When I was trying to get pregnant, I was guessing it was day 14.
After 8 months of non success, we tried on the 9th day and it worked.
Not only that, I got pregnant once again on the 9th day.
So I guess I do now.
Or used to.

The church is 100% against artificial methods of birth control. The reason for this is twofold.

Some artificial methods (IUD, the pill) can cause a newly created embryo (considered a living person by the church) not to implant, resulting in a very early miscarriage. Obviously the embryo doesn’t survive. The Church looks on these methods as causing the same outcome as abortion.

The other reason is more philisophical. In a nutshell, some artificial methods (Condoms, female condoms, various sterilization techniques) take away the miracle of creating life from God. Since this is taking away from God, the church doesn’t approve of them either. Another philisophical point is that some artificial methods don’t respect the woman’s body and even alter it (The surgical sterilization methods).

The reason that the church likes NFP/FAM is because it doesn’t do any of the above things. It respects the woman’s body, doesn’t cause the embryo to miscarry, and it includes God in the creation of life.

For a more detailed (and somewhat lengthy) explanation you can go here.

I just looked it up the chapter in Toni’s book, and it’s apparently based on the work of Dr. Landrum Shettles, who wrote How to Choose the Sex of Your Baby. Toni adapted his theories with an emphasis on Fertility Awareness principles.

Dr. Shettles claimed that his method is about 80-90% effective for choosing boys and 75-80% effective for choosing girls when the method is followed correctly.

Obviously, what I wrote above is a vast simplification, and you should do much more research before you blame me for getting the “wrong” baby! :slight_smile:

Well, I mean, you’re garaunteed 50% of that success rate right off the bat, right? My tap-dancing on a pool table wearing a gorilla costume method works at least -that- often. :slight_smile:

That sounds so much more fun than abstaining for three days! :smiley: Seriously, though, there’s a huge statistical difference between 50% and 80%. And since it’s absolutely non-invasive and we won’t be crushed if we have a boy, we decided to give it a whirl.

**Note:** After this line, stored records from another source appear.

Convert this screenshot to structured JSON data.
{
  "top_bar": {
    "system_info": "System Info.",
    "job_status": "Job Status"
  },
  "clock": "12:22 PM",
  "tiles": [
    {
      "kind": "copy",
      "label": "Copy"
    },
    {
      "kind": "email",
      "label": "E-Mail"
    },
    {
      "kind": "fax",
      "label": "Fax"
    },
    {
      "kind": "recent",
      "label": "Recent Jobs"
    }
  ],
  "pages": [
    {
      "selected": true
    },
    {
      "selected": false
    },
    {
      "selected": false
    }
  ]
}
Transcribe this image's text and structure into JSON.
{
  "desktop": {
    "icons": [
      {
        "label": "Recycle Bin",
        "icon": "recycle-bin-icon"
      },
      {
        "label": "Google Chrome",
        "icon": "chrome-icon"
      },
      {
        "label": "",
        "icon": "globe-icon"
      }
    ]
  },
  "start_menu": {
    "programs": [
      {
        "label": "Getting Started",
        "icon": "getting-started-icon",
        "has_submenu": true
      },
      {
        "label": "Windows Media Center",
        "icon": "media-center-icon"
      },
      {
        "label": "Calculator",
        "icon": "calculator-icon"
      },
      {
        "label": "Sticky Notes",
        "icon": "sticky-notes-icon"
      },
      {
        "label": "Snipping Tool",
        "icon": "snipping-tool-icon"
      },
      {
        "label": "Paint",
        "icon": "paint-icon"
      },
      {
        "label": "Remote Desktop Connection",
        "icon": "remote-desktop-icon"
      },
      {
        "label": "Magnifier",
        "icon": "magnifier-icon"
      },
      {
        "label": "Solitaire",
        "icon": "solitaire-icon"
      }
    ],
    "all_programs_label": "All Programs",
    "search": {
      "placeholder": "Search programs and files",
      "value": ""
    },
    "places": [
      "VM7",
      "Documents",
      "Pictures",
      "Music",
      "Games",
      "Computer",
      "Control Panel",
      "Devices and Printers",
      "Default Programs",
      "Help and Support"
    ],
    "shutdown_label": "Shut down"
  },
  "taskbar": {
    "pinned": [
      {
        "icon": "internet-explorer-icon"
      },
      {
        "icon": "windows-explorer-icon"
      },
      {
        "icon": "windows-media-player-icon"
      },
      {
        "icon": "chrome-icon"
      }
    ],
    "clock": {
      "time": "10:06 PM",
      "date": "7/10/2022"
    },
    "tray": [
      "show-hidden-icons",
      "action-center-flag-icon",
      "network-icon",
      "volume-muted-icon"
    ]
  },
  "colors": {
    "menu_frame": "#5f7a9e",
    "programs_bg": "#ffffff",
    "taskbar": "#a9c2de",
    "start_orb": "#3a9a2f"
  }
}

And actually, for any one pregnancy during your entire childbearing years, you’re slightly more likely to have a boy (53% of live births are male), and even more likely to conceive a boy (62.5% of conceptions are male.)

If you’re dead set against having a baby of the non-preferred gender, there are expensive lab procedures that will separate male from female sperm and do an in vitro with the preferred stock.

What about the uterus being a welcome place for the embryo to implant? At the end of a period or with other issues, would the uterus have the lining, etc., that is supposed to be prepared for the embryo?

The zygote doesn’t implant in the uterus until 2 weeks after fertilization, so there would be time for the endometrium to rebuild. Until then, it gets all it’s energy and nutrients from an egg sack, just like a chicken’s egg.

I know when I ovulate. I have pain and mucousy discharge.